Мама схватила ее за руку и принялась объяснять, что мы не собираем милостыню – мы ищем и не можем найти жилье, и не знает ли добрая женщина, кто бы мог приютить нас Христа ради.

Тем временем я понял, как сильно я проголодался, и, боясь, как бы мама не отказалась и от бублика, поспешно разломил его и буквально впился в него зубами.

Женщина высвободила свою руку из маминых пальцев, в раздумье поглядела на нас, погладила меня по голове и сказала маме:

– Ну уж пойдемте, что ли, со мной – у меня не велика хоромина, да муж на фронте, детей нет: как-нибудь поместимся. В тесноте, да не в обиде.

Так мы поселились у Анны Семеновны, что называется, угловыми жильцами. Она напоила нас чаем все с теми же маковыми бубликами, которые, оказывается, сама пекла и для себя, и на продажу, сдавая в ближайшую булочную. В ответ на робкую попытку мамы выяснить, как будет с платой за жилье, та только махнула рукой:

– Хватит с хозяев, что я сама плачу им. Обживетесь, куда-нибудь пристроитесь – тогда и разговор будет.

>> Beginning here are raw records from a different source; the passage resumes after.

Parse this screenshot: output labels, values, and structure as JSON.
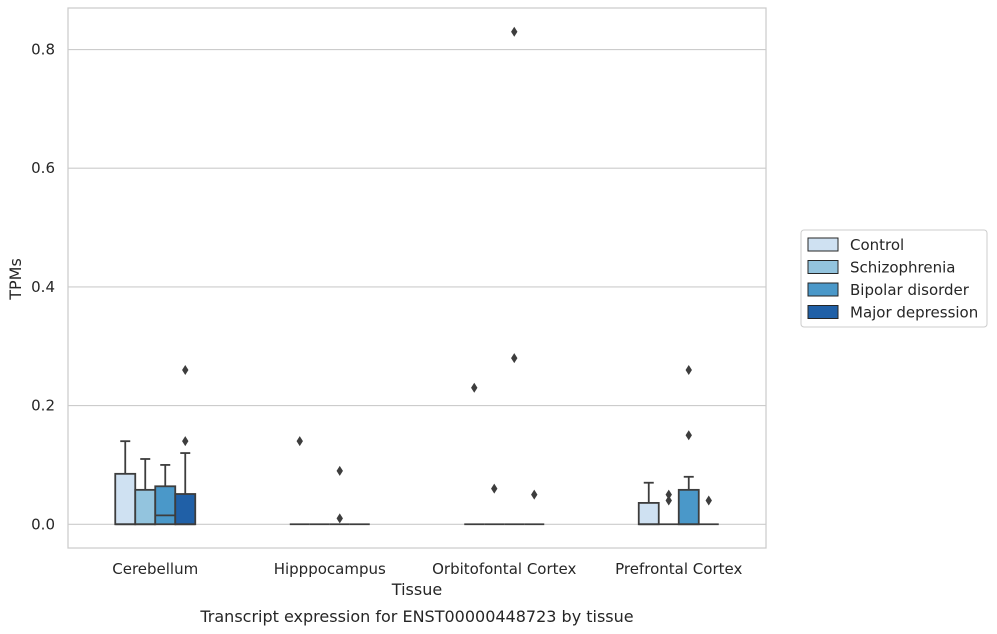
{
  "chart_data": {
    "type": "box",
    "title": "",
    "caption": "Transcript expression for ENST00000448723 by tissue",
    "xlabel": "Tissue",
    "ylabel": "TPMs",
    "ylim": [
      -0.04,
      0.87
    ],
    "yticks": [
      "0.0",
      "0.2",
      "0.4",
      "0.6",
      "0.8"
    ],
    "ytick_values": [
      0.0,
      0.2,
      0.4,
      0.6,
      0.8
    ],
    "grid": "horizontal",
    "legend_position": "right",
    "categories": [
      "Cerebellum",
      "Hipppocampus",
      "Orbitofontal Cortex",
      "Prefrontal Cortex"
    ],
    "series": [
      {
        "name": "Control",
        "color": "#cfe1f2",
        "boxes": [
          {
            "q1": 0.0,
            "median": 0.0,
            "q3": 0.085,
            "whisker_low": 0.0,
            "whisker_high": 0.14,
            "outliers": []
          },
          {
            "q1": 0.0,
            "median": 0.0,
            "q3": 0.0,
            "whisker_low": 0.0,
            "whisker_high": 0.0,
            "outliers": [
              0.14
            ]
          },
          {
            "q1": 0.0,
            "median": 0.0,
            "q3": 0.0,
            "whisker_low": 0.0,
            "whisker_high": 0.0,
            "outliers": [
              0.23
            ]
          },
          {
            "q1": 0.0,
            "median": 0.0,
            "q3": 0.036,
            "whisker_low": 0.0,
            "whisker_high": 0.07,
            "outliers": []
          }
        ]
      },
      {
        "name": "Schizophrenia",
        "color": "#93c4de",
        "boxes": [
          {
            "q1": 0.0,
            "median": 0.0,
            "q3": 0.058,
            "whisker_low": 0.0,
            "whisker_high": 0.11,
            "outliers": []
          },
          {
            "q1": 0.0,
            "median": 0.0,
            "q3": 0.0,
            "whisker_low": 0.0,
            "whisker_high": 0.0,
            "outliers": []
          },
          {
            "q1": 0.0,
            "median": 0.0,
            "q3": 0.0,
            "whisker_low": 0.0,
            "whisker_high": 0.0,
            "outliers": [
              0.06
            ]
          },
          {
            "q1": 0.0,
            "median": 0.0,
            "q3": 0.0,
            "whisker_low": 0.0,
            "whisker_high": 0.0,
            "outliers": [
              0.04,
              0.05
            ]
          }
        ]
      },
      {
        "name": "Bipolar disorder",
        "color": "#4a98c9",
        "boxes": [
          {
            "q1": 0.0,
            "median": 0.015,
            "q3": 0.064,
            "whisker_low": 0.0,
            "whisker_high": 0.1,
            "outliers": []
          },
          {
            "q1": 0.0,
            "median": 0.0,
            "q3": 0.0,
            "whisker_low": 0.0,
            "whisker_high": 0.0,
            "outliers": [
              0.01,
              0.09
            ]
          },
          {
            "q1": 0.0,
            "median": 0.0,
            "q3": 0.0,
            "whisker_low": 0.0,
            "whisker_high": 0.0,
            "outliers": [
              0.28,
              0.83
            ]
          },
          {
            "q1": 0.0,
            "median": 0.0,
            "q3": 0.058,
            "whisker_low": 0.0,
            "whisker_high": 0.08,
            "outliers": [
              0.15,
              0.26
            ]
          }
        ]
      },
      {
        "name": "Major depression",
        "color": "#2060a7",
        "boxes": [
          {
            "q1": 0.0,
            "median": 0.0,
            "q3": 0.051,
            "whisker_low": 0.0,
            "whisker_high": 0.12,
            "outliers": [
              0.14,
              0.26
            ]
          },
          {
            "q1": 0.0,
            "median": 0.0,
            "q3": 0.0,
            "whisker_low": 0.0,
            "whisker_high": 0.0,
            "outliers": []
          },
          {
            "q1": 0.0,
            "median": 0.0,
            "q3": 0.0,
            "whisker_low": 0.0,
            "whisker_high": 0.0,
            "outliers": [
              0.05
            ]
          },
          {
            "q1": 0.0,
            "median": 0.0,
            "q3": 0.0,
            "whisker_low": 0.0,
            "whisker_high": 0.0,
            "outliers": [
              0.04
            ]
          }
        ]
      }
    ]
  }
}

Казалось, наше горе-злосчастие решило дать нам передышку.

* * *

Но утомительный наш поход, видимо, подорвал последние мамины силы, и она снова слегла. Особенно плохо ей стало под Светлое Христово Воскресенье. Анна Семеновна, отправив в булочную целую партию пахнущих ванилью воздушных куличей, ушла в церковь ко всенощной, а мама металась в жару, и после особенно затяжного приступа кашля кровь хлынула у нее горлом…

Я таскал ей мокрые холодные полотенца, но они быстро становились теплыми и покрывались алыми пятнами. «Доктора! Надо скорее доктора!» – наконец мелькнуло у меня в голове, и я, полураздетый, выбежал на темную улицу.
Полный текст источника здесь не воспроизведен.